From findings to fixes
We took every finding, re-reviewed it by hand against the source, reproduced what could be reproduced in a controlled test environment, patched it, and tested the patch. This release is the result.
We also coordinated with the WordPress.org plugins team to release this in a responsible fashion and timeline, without disclosing the vulnerabilities in the changelogs immediately. This allowed time for the release to propagate via regular and automatic updates held back by the 24 hour Protect The Shire (PTS) delay, which we covered in our recent post on plugin updating recommendations.
Still looking
We run follow-up reviews continually. During this release, we did our due diligence and deliberately used more than one model, vendor and tool to double-check our work. We will keep doing this as the tooling improves.

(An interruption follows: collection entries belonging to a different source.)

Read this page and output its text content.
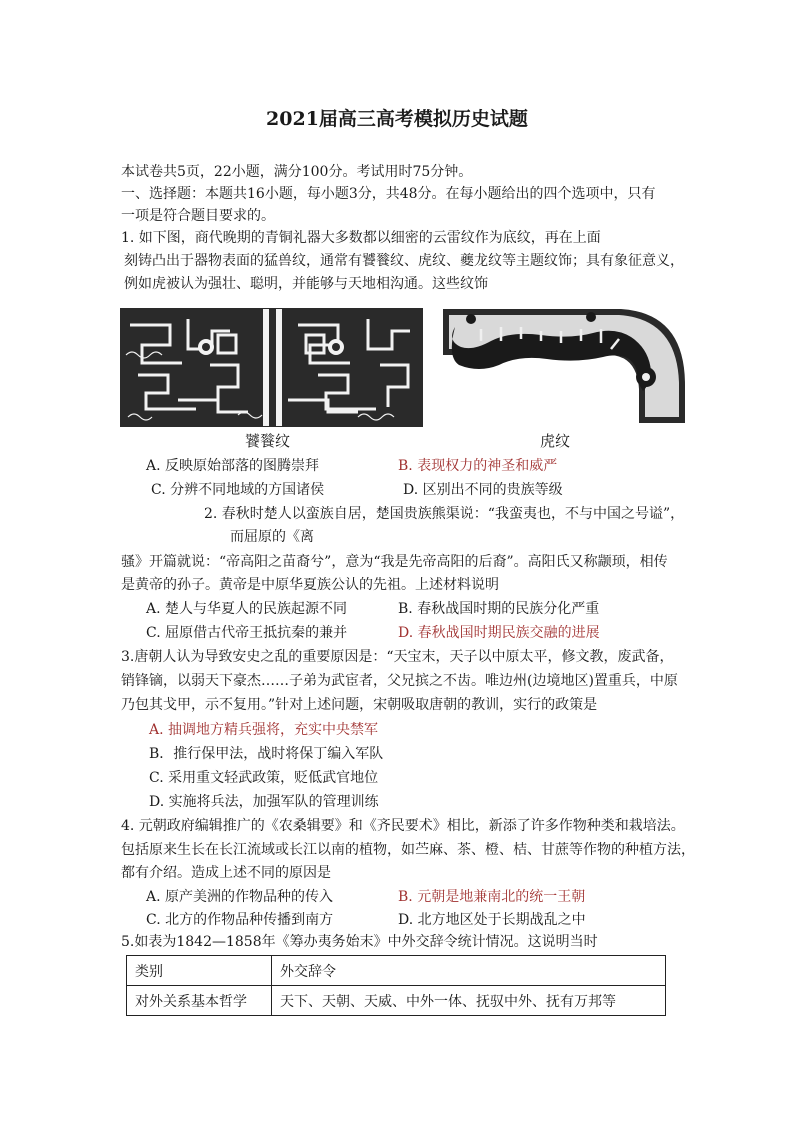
2021届高三高考模拟历史试题
本试卷共5页，22小题，满分100分。考试用时75分钟。
一、选择题：本题共16小题，每小题3分，共48分。在每小题给出的四个选项中，只有
一项是符合题目要求的。
1. 如下图，商代晚期的青铜礼器大多数都以细密的云雷纹作为底纹，再在上面
刻铸凸出于器物表面的猛兽纹，通常有饕餮纹、虎纹、夔龙纹等主题纹饰；具有象征意义，
例如虎被认为强壮、聪明，并能够与天地相沟通。这些纹饰
饕餮纹	虎纹
A. 反映原始部落的图腾崇拜	B. 表现权力的神圣和威严
C. 分辨不同地域的方国诸侯	D. 区别出不同的贵族等级
2. 春秋时楚人以蛮族自居，楚国贵族熊渠说：“我蛮夷也，不与中国之号谥”，
而屈原的《离
骚》开篇就说：“帝高阳之苗裔兮”，意为“我是先帝高阳的后裔”。高阳氏又称颛顼，相传
是黄帝的孙子。黄帝是中原华夏族公认的先祖。上述材料说明
A. 楚人与华夏人的民族起源不同	B. 春秋战国时期的民族分化严重
C. 屈原借古代帝王抵抗秦的兼并	D. 春秋战国时期民族交融的进展
3.唐朝人认为导致安史之乱的重要原因是：“天宝末，天子以中原太平，修文教，废武备，
销锋镝，以弱天下豪杰……子弟为武宦者，父兄摈之不齿。唯边州(边境地区)置重兵，中原
乃包其戈甲，示不复用。”针对上述问题，宋朝吸取唐朝的教训，实行的政策是
A. 抽调地方精兵强将，充实中央禁军
B．推行保甲法，战时将保丁编入军队
C. 采用重文轻武政策，贬低武官地位
D. 实施将兵法，加强军队的管理训练
4. 元朝政府编辑推广的《农桑辑要》和《齐民要术》相比，新添了许多作物种类和栽培法。
包括原来生长在长江流域或长江以南的植物，如苎麻、茶、橙、桔、甘蔗等作物的种植方法，
都有介绍。造成上述不同的原因是
A. 原产美洲的作物品种的传入	B. 元朝是地兼南北的统一王朝
C. 北方的作物品种传播到南方	D. 北方地区处于长期战乱之中
5.如表为1842—1858年《筹办夷务始末》中外交辞令统计情况。这说明当时
类别	外交辞令
对外关系基本哲学	天下、天朝、天威、中外一体、抚驭中外、抚有万邦等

For Pro customers on older versions
If you are not able to move to the latest Events Manager Pro 3.9 release, we have prepared patched builds of the earlier versions, which you can download from your account area. We strongly recommend applying one of these as soon as possible; we are contacting our customers individually as well to make sure they’re aware and staying safe.
Update today
If you run Events Manager or Events Manager Pro, the most useful thing you can do today is update to the latest version. Thank you for trusting us with your events, your attendees, and their data.
With thanks to Wordfence and the researcher molten bit, who separately reported two of the issues resolved in this release. The remainder were found through our own review.